Kinetic model of Proteus mirabilis swarm colony development
- Cite this article as:
- Esipov, S. & Shapiro, J. J Math Biol (1998) 36: 249. doi:10.1007/s002850050100
Proteus mirabilis colonies display striking symmetry and periodicity. Based on experimental observations of cellular differentiation and group motility, a kinetic model has been developed to describe the swarmer cell differentiation-dedifferentiation cycle and the spatial evolution of swimmer and swarmer cells during Proteus mirabilis swarm colony development. A key element of the model is the age dependence of swarmer cell behaviour, in particular specifying a minimal age for motility and maximum age for septation and dedifferentiation to swimmer cells. Density thresholds for collective motility by mature swarmer cells serve to synchronize the movements of distinct swarmer cell groups and thus help provide temporal coherence to colony expansion cycles.

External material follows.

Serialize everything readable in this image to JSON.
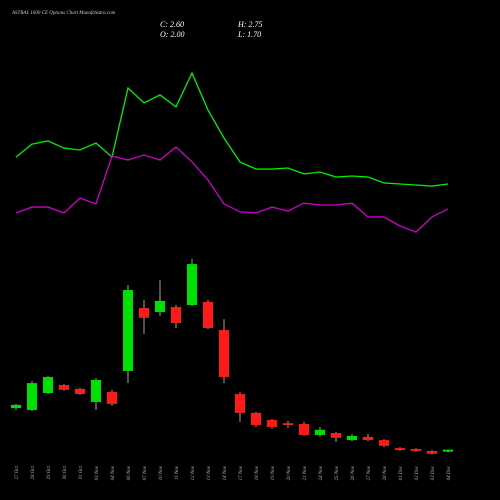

Numerical computations show that the model fits experimental data by generating a complete swarming plus consolidation cycle period that is robust to changes in parameters which affect other aspects of swarmer cell migration and colony development. The kinetic equations underlying this model provide a different mathematical basis for a temporal oscillator from reaction-diffusion partial differential equations. The modelling shows that Proteus colony geometries arise as a consequence of macroscopic rules governing collective motility. Thus, in this case, pattern formation results from the operation of an adaptive bacterial system for spreading on solid substrates, not as an independent biological function. Kinetic models similar to this one may be applicable to periodic phenomena displayed by other biological systems with differentiated components of defined lifetimes.